The "appleMultiRefreshRateScaledModes" preference is applied only to Apple displays (vendor code 0x0610). "multiRefreshRateScaledModes" works for all displays.

This leaves a few questions:
  1. How do you use the defaults command to modify /Library/Preferences instead of ~/Library/Preferences or /private/var/root/Library/Preferences?
  2. Which version of macOS between 10.14.3 and 10.14.6 introduced this new preference?

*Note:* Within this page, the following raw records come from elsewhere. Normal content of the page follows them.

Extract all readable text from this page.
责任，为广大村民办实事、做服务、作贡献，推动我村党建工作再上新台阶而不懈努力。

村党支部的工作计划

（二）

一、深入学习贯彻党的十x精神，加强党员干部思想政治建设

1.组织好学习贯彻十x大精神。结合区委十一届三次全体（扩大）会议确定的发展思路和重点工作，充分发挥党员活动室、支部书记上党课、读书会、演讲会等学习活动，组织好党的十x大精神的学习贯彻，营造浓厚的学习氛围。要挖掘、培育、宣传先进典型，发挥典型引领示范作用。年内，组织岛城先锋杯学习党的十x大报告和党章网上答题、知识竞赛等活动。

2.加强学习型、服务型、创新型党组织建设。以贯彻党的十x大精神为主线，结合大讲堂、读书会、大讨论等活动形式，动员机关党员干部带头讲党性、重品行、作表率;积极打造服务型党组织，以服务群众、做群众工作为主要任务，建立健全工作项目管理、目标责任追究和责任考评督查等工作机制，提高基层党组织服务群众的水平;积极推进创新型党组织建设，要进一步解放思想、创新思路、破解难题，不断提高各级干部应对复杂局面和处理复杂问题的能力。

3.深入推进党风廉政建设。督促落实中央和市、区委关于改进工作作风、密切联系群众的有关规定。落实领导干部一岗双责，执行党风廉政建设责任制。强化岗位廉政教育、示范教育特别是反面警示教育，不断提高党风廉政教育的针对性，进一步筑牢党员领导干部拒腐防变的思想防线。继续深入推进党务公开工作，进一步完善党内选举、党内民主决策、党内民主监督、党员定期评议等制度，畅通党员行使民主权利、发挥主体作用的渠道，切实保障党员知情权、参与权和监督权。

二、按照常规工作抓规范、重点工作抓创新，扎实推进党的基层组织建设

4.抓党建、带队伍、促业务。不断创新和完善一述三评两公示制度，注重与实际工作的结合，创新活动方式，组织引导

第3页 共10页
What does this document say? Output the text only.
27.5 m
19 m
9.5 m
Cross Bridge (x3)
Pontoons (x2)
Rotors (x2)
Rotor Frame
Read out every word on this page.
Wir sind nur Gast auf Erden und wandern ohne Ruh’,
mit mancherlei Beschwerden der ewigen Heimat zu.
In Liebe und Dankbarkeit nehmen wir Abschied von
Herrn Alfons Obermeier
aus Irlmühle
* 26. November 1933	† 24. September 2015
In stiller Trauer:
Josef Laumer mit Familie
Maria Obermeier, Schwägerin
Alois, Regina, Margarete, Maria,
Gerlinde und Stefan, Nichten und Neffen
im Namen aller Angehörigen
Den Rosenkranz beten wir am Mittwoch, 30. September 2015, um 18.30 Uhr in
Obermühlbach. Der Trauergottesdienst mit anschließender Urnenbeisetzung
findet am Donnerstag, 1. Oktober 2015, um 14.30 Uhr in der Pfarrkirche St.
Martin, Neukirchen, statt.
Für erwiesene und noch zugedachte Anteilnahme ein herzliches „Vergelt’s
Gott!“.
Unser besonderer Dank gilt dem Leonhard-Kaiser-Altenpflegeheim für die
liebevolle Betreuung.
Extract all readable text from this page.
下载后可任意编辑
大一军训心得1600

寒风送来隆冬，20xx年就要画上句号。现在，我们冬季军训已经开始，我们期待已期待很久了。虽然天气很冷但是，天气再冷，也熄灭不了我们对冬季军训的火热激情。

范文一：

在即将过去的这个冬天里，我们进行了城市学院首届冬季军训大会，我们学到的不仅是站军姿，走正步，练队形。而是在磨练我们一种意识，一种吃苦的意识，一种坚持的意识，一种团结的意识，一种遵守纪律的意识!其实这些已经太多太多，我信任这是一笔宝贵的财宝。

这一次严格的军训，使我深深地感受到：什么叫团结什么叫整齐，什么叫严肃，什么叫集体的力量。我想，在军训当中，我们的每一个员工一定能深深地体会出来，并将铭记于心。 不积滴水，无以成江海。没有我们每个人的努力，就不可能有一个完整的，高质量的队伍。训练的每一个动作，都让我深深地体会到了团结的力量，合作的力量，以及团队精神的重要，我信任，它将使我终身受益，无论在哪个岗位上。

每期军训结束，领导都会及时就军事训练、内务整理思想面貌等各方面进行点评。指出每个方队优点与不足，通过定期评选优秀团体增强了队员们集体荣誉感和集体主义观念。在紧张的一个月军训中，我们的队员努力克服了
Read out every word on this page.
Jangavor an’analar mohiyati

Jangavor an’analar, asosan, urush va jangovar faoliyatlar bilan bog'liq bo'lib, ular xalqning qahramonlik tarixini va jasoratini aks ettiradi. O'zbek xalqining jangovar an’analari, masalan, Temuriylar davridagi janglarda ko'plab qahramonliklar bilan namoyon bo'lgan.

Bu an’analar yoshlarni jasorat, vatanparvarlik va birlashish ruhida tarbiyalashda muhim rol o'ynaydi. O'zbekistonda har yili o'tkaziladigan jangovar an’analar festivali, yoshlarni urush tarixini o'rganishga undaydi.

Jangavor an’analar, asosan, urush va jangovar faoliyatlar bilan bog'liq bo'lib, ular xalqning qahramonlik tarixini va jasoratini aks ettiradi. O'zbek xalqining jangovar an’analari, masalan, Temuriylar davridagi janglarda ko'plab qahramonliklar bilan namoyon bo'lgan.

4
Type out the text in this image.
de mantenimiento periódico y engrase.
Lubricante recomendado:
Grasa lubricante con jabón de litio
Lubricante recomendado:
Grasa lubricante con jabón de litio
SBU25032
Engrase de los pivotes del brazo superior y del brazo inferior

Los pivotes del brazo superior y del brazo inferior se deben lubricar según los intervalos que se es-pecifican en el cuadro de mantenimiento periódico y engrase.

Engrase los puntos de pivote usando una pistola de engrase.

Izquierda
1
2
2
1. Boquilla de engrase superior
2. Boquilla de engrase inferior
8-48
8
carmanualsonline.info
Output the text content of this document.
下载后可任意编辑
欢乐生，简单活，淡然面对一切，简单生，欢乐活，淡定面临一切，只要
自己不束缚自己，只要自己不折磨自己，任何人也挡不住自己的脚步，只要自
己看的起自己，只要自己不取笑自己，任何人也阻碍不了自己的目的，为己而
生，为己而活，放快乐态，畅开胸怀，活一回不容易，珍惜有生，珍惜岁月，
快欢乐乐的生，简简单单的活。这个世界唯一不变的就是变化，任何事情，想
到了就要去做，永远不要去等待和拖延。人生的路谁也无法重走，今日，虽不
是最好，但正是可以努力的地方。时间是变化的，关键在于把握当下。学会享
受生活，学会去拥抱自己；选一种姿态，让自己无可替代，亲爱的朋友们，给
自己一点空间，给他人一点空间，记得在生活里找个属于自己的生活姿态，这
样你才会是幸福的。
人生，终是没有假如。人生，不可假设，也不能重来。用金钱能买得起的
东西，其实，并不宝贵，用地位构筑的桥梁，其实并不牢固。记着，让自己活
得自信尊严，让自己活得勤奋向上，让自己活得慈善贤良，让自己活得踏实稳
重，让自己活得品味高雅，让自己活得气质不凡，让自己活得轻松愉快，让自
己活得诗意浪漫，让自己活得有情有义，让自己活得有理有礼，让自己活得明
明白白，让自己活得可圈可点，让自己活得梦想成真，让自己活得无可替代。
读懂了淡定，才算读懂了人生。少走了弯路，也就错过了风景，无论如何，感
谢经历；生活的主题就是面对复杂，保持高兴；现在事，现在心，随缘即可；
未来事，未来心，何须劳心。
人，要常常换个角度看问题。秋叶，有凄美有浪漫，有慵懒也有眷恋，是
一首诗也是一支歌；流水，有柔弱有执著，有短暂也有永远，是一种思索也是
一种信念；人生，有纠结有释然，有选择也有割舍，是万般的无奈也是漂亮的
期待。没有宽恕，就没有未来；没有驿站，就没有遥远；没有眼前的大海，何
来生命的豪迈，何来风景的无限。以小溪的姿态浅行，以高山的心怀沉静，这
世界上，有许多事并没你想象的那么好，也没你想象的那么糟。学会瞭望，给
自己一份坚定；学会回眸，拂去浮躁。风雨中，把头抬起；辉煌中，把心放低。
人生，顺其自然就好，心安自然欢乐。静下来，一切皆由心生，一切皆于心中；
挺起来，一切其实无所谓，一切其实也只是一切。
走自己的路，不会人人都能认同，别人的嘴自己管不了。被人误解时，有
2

  3. Is there some code that can allow multi refresh rates per scaled mode in earlier macOS version? For instance, Nvidia graphics cards newer than Kepler only work in High Sierra 10.13.x. It looks like the code that uses the new preference is in IOFBBuildModeList and IOFBInstallScaledMode of IOGraphicsLib.c (but the source code available on opensource.apple.com doesn't include these changes).